Mührü nereye basacağız?

Bir işgal girişiminin ardından referanduma gidiyoruz...

Asla unutulmaması gereken: Bu topraklar 15 Temmuz gecesi işgal edilmeye çalışıldı!

Kemalizm üzerinden Müslüman Anadolu halkının zihinlerini işgal eden Batı ne oldu da 100 yıl sonra, bu sefer Fethullahçı Terör Örgütü (FETÖ)’nü kullanarak fiilî bir işgale yeltendi?

Evet, ne oldu, neler oluyor?

Gezi ayaklanması, 17-25 Aralık kumpasları, kazılan hendekler…

Bunların yanında, Müslüman Anadolu halkının iktidarına karşı yapılan onlarca desîse; çoğunu unuttuk…

Hepsini unutabiliriz ama unutmamız gereken tarih 15 Temmuz’dur!

Meşhûr asker filminden mülhem: Unutursan, ölürsün!

Unutursan, esir olursun!

Unutursan, izzetin gider!

Unutursan, namusuna namahrem eli değer!

Unutma, düşman uyumaz!

Unutma, düşman sana senin benzerinle gelir!

Nasip olursa 16 Nisan’da Türkiye’de yeni sistemle ilgili rey vereceğiz. “Cumhurbaşkanlığı sistemi”nin kabulü veya reddine yönelik referandum sadece Türk halkını ilgilendirmesi gerekirken Batı’daki bu telâş aceb nedendir?

Evet, ne oldu, neler oluyor?

Batı medyası her gün attığı Türkçe manşetlerle neyin alarmını veriyor?

Bir kez daha düşünelim, 15 Temmuz’da Müslüman Anadolu toprakları neden işgal edilmek istendi?

15 Temmuz’da halkın işgalciyi çıplak elle püskürtmesi neden küçük bir adımmış gibi gösterilmek isteniyor; “Kontrollü” denilerek yapılmak istenen ne?

Hulâsa, Hak ve halk düşmanlarının korkusu ne?

“Türkiye Türklere bırakılamayacak kadar önemlidir” dedirtenler Türkiye’nin ellerinden kayışını çaresizce izliyorlar.

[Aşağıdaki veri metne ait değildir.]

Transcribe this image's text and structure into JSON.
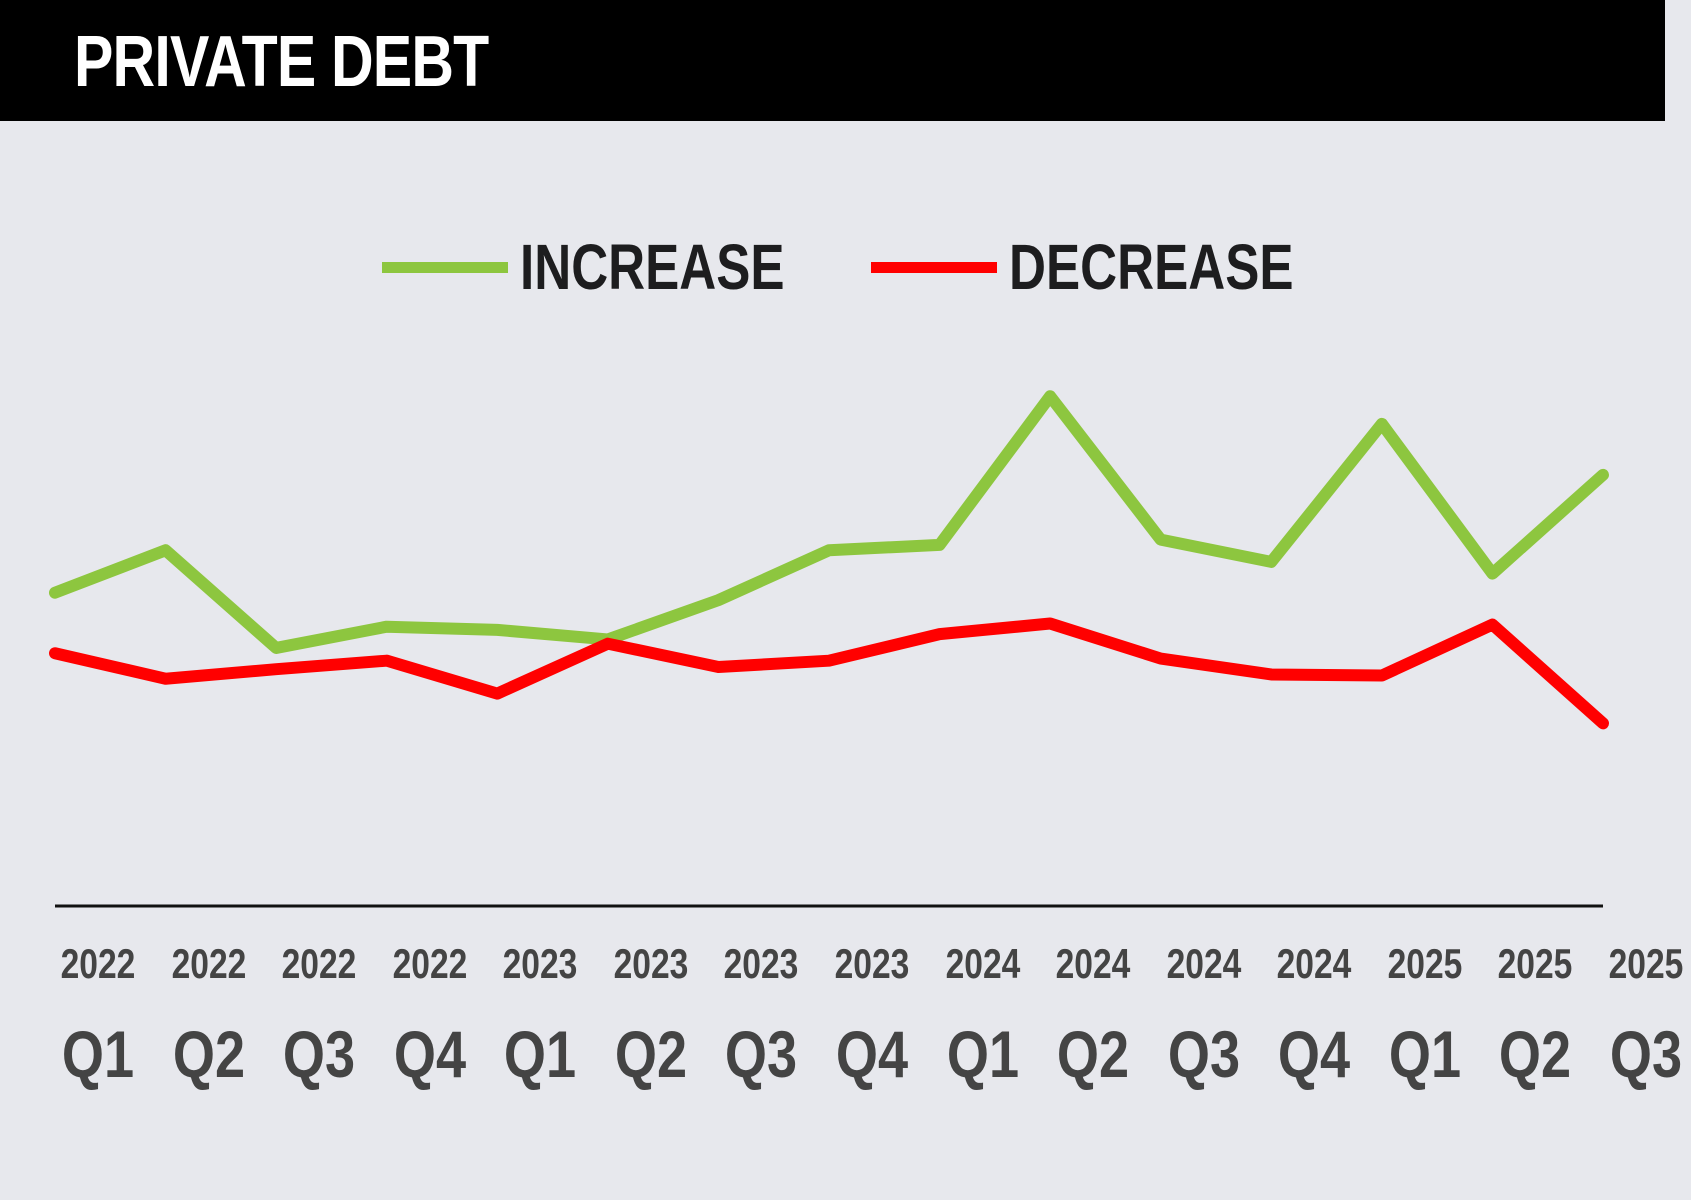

Yıllardır istediklerini yaptırdıkları Anadolu topraklarında bu saatten sonra sözlerinin geçmeyeceğini biliyorlar. Müslüman Anadolu halkının 100 yıldır, her türlü melanete karşı sabırla ektiği tohumlar meyve vermeye başladı.

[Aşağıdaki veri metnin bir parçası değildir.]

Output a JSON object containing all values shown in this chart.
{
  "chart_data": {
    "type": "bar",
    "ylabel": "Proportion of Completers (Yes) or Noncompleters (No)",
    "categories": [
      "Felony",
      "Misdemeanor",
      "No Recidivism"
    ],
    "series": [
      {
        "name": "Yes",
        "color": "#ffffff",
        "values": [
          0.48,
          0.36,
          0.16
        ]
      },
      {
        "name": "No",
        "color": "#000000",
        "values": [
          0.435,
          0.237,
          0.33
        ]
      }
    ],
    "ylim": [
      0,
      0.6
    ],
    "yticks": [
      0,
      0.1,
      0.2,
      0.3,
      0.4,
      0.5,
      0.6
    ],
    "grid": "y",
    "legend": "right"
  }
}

15 Temmuz bir halk ihtilâlidir. Bu ihtilâlin devamı mahiyetinde atılan adımlar inşaallah bir daha eskiye dönüşü engelleyecektir. Batı’nın Kemalizm ve FETÖ gibi yapılanmalar üzerinden hâkimiyet kurması imkânsız hâle getirilecektir.

Hususiyetle genç kardeşlerime, akranlarıma sesleniyorum. Yazının başından beri sorduğum oldukça ‘basit’ soruları düşünüp sandık başında öyle karar veriniz.

İdraklerimizi iğdiş edenlerle hesaplaşmanın başlamasına “Evet” diyorsanız, mührü nereye basacağınızı da biliyorsunuzdur!

Vesselâm!..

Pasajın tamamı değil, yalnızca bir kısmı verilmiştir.